Propensity vectors of low‐ASA residue pairs in the distinction of protein interactions

We introduce low‐ASA residue pairs as classification features for distinguishing the different types of protein interactions. A low‐ASA residue pair is defined as two contact residues each from one chain that have a small solvent accessible surface area (ASA). This notion of residue pairs is novel as it first combines residue pairs with the O‐ring theory, an influential proposition stating that the binding hot spots at the interface are often surrounded by a ring of energetically less important residues. As binding hot spots lie in the core of the stability for protein interactions, we believe that low‐ASA residue pairs can sharpen the distinction of protein interactions. The main part of our feature vector is 210‐dimensional, consisting of all possible low‐ASA residue pairs; the value of every feature is determined by a propensity measure.
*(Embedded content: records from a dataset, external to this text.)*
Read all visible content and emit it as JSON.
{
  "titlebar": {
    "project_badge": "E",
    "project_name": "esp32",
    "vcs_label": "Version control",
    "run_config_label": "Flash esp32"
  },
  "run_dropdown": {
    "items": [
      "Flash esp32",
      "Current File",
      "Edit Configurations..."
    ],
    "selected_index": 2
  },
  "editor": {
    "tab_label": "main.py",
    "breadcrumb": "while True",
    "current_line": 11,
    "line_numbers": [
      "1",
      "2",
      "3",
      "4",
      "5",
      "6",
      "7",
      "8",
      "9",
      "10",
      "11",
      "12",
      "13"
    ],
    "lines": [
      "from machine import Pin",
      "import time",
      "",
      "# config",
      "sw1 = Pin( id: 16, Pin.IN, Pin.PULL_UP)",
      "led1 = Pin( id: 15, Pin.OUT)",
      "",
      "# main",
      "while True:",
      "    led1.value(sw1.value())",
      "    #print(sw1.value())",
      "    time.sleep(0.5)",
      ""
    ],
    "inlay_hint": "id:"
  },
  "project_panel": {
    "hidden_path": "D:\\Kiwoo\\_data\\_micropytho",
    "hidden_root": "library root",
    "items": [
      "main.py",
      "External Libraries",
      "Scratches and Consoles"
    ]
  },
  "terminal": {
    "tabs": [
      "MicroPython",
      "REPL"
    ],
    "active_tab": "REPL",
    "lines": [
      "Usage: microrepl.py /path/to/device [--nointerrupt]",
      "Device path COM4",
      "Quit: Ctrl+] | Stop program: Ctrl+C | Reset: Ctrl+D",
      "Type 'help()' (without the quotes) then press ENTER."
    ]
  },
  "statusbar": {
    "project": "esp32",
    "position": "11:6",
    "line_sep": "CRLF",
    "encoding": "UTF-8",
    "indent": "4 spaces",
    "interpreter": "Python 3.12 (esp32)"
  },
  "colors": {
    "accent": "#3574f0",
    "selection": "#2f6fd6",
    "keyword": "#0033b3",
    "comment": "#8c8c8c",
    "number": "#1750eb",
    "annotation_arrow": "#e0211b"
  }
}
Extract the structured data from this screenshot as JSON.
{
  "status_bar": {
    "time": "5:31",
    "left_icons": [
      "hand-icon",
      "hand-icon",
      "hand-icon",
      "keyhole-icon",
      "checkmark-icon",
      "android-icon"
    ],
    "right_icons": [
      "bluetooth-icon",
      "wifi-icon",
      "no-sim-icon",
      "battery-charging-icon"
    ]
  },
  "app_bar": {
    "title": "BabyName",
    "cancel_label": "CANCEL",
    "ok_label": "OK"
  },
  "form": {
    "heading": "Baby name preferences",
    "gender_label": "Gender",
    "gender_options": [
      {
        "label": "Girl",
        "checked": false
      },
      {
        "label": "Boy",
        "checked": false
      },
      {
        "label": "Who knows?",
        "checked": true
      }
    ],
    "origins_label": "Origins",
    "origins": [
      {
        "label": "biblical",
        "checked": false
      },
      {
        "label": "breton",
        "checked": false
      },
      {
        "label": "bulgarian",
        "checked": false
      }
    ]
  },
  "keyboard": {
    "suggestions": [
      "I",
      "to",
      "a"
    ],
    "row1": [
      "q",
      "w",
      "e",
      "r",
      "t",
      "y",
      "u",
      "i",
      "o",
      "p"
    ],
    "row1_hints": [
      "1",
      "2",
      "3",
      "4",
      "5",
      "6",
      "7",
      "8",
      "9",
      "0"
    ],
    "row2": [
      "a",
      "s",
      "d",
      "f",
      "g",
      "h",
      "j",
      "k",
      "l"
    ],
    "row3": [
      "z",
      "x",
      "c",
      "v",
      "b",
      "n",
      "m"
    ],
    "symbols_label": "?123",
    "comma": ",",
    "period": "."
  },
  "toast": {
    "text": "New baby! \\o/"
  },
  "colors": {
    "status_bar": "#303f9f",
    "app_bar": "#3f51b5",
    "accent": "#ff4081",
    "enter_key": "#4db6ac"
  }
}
Our classification method is called OringPV, which uses propensity vectors of protein interactions for support vector machine. OringPV is tested on three benchmark datasets for a variety of classification tasks such as the distinction between crystal packing and biological interactions, the distinction between two different types of biological interactions, etc. The evaluation frameworks include within‐dataset, cross‐dataset comparison, and leave‐one‐out cross‐validation. The results show that low‐ASA residue pairs and the propensity vector description of protein interactions are truly strong in the distinction. In particular, many cross‐dataset generalization capability tests have achieved excellent recalls and overall accuracies, much outperforming existing benchmark methods. Proteins 2010. © 2009 Wiley‐Liss, Inc.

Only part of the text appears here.